Team roping has come a million miles in the last 25-30 years in terms of financial opportunity. We used to rope at a lot of 3-for-$10 and 3-for-$30 jackpots when I first came on the roping scene. They took a third out for cattle charge, and drew hundreds of teams. Back then—I remember when gasoline was 30 cents a gallon—no one would have dreamed that people would ever put up $2,000 a man in entry fees, or that ropings that pay hundreds of thousands of dollars to the winners would ever be possible.

Now look what the roping industry has turned into. The progression of team roping is real. It’s time to take advantage, as every roper at every level of the team roping game gets set to take his or her shot at the big time. Clay and I have been busy with roping schools this whole year, and it’s not a coincidence that they’ve all been full. There’s so much financial opportunity out there today that people are doing everything they can think of to capitalize on it.

What Clay and I teach people is that you basically need to have a blue print to follow in order to maximize your success. If you’re still going out there after work a couple times a week and chasing a few steers without worrying too much about whether or not you’re doing it right, you’re spinning your wheels. We all know better than that now, and there’s so much incentive to actually train today.

I can promise you that Kaleb Driggers and Junior Nogueira will be setting up an arena with the dimensions of the Thomas & Mack Center in Las Vegas—home of the NFR—to get ready. Why wouldn’t recreational ropers give themselves the same advantage before their big events? Kaleb and Junior will be working hard to make 3- and 4-second runs consistently. Ropers of all ages and skill sets should be doing the same, and duplicating the runs it’s going to take to win in their respective categories.

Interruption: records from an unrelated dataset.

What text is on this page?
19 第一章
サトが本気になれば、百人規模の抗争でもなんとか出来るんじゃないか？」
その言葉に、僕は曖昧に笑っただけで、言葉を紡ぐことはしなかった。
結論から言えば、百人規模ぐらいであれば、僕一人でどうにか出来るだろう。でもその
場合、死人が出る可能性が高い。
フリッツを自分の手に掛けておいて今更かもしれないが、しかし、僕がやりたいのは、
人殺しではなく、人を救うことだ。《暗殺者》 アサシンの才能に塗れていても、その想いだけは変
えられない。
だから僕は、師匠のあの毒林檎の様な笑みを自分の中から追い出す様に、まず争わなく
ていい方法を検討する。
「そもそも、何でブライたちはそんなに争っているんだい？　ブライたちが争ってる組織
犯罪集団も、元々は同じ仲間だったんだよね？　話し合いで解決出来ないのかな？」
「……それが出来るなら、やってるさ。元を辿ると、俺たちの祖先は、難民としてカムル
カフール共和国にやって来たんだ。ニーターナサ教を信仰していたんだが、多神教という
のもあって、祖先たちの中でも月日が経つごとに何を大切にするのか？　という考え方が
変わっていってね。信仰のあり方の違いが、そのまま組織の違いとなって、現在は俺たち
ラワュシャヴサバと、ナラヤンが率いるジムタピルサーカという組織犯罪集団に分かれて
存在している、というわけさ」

The rodeo ropers have their practice runs and rodeo runs videoed, then break them down. Recreational ropers can gain the same advantage by doing that, and now have access to experts who are willing to analyze those runs and give them feedback on how to improve.

The basic principles for success are the same at every level. The header has to get out of the barrier, catch and turn the steer, and the heeler has to catch. Luck of the draw will be a factor. Choking will be a factor for some teams, too. If you’re headed to the Cinch National Finals of Team Roping in Oklahoma City or the Ariat World Series of Team Roping Finale in Vegas, practice putting four clean runs together as a team. Executing penalty free will get the money, and there’s so much of it to be won now.

Work on your horses, too. Scoring’s not much of a factor now at World Series ropings. Typically, if the steer wiggles, you can go. Don’t get left behind and put yourself behind the eight ball.

Practice being aggressive with your roping. Practice roping steers as fast as you can. Be ready to rope when you hit your spot. With that many teams entered, every roping at the finals is going to be tough. Just don’t duck your horse off, or your handles will suffer or you’ll lose your rope.

Don’t get overwhelmed by the finals atmosphere and try to do more than you’re capable of doing when you get there. The best anyone can do is make your best runs. It’s like football. Run your best play, which is the one you can make with confidence over and over when you practice.

Train like you’re going to win something. Don’t focus on volume. Make good, quality runs. Rope the dummy a lot. Rope the machine. Practice with the image of where you’re about to rope in your mind. If you haven’t been there before, watch videos of people who have.

Run four steers like you’re at the finals. Practice being in that situation. We do that at roping schools, and it blows some people’s minds. Practice as a team, and with a clear picture of the objective in mind. Have another team practice with you, and match. Grind through the fear factor, so you’re confident and ready to win something when you show up.